The message "Start..." is printed but message "... end" will not print.

CREATE OR REPLACE FUNCTION     
scm_main.fn_connection_stations(var_connection_id bigint)
RETURNS SETOF scm_main.typ_connection_stations AS
$BODY$ DECLARE 
    var_affected                 INTEGER DEFAULT 0; 
    var_row                      scm_main.typ_connection_stations%ROWTYPE; 
BEGIN 
    RAISE NOTICE 'Start...'; 
    FOR var_row IN 
    SELECT DISTINCT v.vbvdata_station_id
    FROM scm_main.tbl_vbvdata AS v 
    INNER JOIN scm_main.tbl_packet AS p ON (v.vbvdata_packet_id = 
    p.packet_id and p.packet_connection_id = var_connection_id) 
    --WHERE v.vbvdata_packet_id IN 
    --( SELECT packet_id FROM scm_main.tbl_packet AS o_p WHERE 
    o_p.packet_connection_id = var_connection_id) 
    LOOP 
        RETURN NEXT var_row; 
    END LOOP; 
    RAISE NOTICE '...End'; 
    RETURN; 
END 
$BODY$
  LANGUAGE plpgsql STABLE STRICT
  COST 100
  ROWS 1000;
ALTER FUNCTION scm_main.fn_connection_stations(bigint)
  OWNER TO postgres;

The query itself is very simple and runs when calling directly like this:

SELECT DISTINCT v.vbvdata_station_id 
FROM scm_main.tbl_vbvdata AS v 
INNER JOIN scm_main.tbl_packet AS p ON (v.vbvdata_packet_id =  
p.packet_id and p.packet_connection_id = 1219646) 

I guess the problem must be lockibg of tables. But I absolutely don't understand what is the reason and what can be the solution.

Some time ago the commented part was working. But after a while the same problem was arised. I solved it by changing the query and replacing the condition (cascading query) with the inner join. But This time neither of them work!


Updated

I made it work again with a stupid change:

INNER JOIN scm_main.tbl_packet AS p ON (v.vbvdata_packet_id = p.packet_id 
  and p.packet_connection_id = var_connection_id)`

was changed to:

INNER JOIN scm_main.tbl_packet AS p ON (v.vbvdata_packet_id = p.packet_id)
  where p.packet_connection_id in (select var_connection_id)

and worked perfectly.

Another interesting point is that even the below change didn't work and still hangs:

INNER JOIN scm_main.tbl_packet AS p ON (v.vbvdata_packet_id = p.packet_id) 
  where p.packet_connection_id = var_connection_id

Now I found a solution.

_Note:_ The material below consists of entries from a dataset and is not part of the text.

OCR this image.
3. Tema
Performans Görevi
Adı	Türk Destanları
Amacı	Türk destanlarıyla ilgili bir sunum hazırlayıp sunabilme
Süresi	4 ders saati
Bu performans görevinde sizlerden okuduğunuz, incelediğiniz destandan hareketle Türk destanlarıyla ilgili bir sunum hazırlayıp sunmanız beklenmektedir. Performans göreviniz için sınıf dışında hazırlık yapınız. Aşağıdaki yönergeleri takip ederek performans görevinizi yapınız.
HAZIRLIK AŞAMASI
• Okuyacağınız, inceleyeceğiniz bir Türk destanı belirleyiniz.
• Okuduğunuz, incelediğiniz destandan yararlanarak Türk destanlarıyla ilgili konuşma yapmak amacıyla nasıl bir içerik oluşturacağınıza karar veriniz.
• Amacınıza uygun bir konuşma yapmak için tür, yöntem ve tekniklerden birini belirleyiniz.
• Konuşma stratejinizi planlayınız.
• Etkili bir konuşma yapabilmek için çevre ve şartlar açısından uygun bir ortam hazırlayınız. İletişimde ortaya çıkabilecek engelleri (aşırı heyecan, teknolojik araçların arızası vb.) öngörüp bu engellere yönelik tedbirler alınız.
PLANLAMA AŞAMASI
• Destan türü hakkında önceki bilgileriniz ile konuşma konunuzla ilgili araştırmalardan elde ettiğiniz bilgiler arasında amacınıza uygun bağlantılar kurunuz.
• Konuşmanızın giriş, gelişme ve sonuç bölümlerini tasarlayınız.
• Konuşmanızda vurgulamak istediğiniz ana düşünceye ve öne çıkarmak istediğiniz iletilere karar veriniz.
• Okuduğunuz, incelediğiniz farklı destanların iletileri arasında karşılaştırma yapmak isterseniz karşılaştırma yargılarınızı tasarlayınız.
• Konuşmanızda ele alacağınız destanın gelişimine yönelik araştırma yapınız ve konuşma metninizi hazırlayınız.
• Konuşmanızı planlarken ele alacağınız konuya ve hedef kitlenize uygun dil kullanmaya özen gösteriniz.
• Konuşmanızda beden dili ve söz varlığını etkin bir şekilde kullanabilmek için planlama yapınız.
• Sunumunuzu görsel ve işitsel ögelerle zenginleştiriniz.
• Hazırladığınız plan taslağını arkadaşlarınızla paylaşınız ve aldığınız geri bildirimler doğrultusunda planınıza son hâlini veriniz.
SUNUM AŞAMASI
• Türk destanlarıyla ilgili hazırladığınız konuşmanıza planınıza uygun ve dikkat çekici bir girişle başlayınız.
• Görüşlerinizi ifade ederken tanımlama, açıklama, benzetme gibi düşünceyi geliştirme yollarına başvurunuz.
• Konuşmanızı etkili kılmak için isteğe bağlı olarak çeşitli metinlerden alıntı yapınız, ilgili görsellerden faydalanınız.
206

But I want to know how it happening like this!

mehrdad seyrafi
  • 3,084
  • 2
  • 19
  • 16
  • what you see in pg_locks where not granted?.. I mean start the f() and check what is locked – Vao Tsun May 18 '15 at 08:37
  • What is the definition of `scm_main.typ_connection_stations`? Please post the table or type definition. – Patrick May 18 '15 at 08:54
  • Dear Voa no lock with granted=false while the function is running – mehrdad seyrafi May 18 '15 at 09:39
  • It could be [caching a bad execution plan](http://www.postgresql.org/docs/9.3/static/plpgsql-implementation.html#PLPGSQL-PLAN-CACHING). You might improve your chances by re-analysing the table, maybe with a higher statistics target (see `ALTER TABLE ... SET STATISTICS`). You can avoid the cache by running your query through `EXECUTE`. – Nick Barnes May 18 '15 at 10:18
  • @NickBarnes change your comment to Answer. I will flag it as accepted. Reanalyze solved the problem – mehrdad seyrafi May 18 '15 at 10:42

1 Answers1

1

If it was fixed by such a superficial change to the query, then it was probably not "stuck", but just running very slowly due to a poorly chosen execution plan.

The fact that the query performs worse in a function than it does on its own is probably the result of plan caching. Basically, Postgres may try to avoid the cost of re-planning the query by creating and reusing a generic (i.e. parameter-independent) execution plan. Unfortunately, these generic plans can be far from optimal.

A likely explanation for a bad plan is bad statistics; if Postgres doesn't have accurate information about the data, it's bound to make poor decisions. An ANALYSE of the tables involved might help, but this should not usually be necessary - autovacuum should generally keep the stats fairly up-to-date (assuming you have it running).

One common cause of skewed statistics is an uneven distribution of values (in your case, if you have big variations in the number of packets per connection). This might be improved a lot by increasing the level of detail in the statistics, using ALTER TABLE ... SET STATISTICS (followed by an ANALYSE). High values can slow down planning in some cases, but 500 is (probably) a safe starting point.

If nothing else works, you can always bypass the plan cache by running your query through EXECUTE.

Nick Barnes
  • 19,816
  • 3
  • 51
  • 63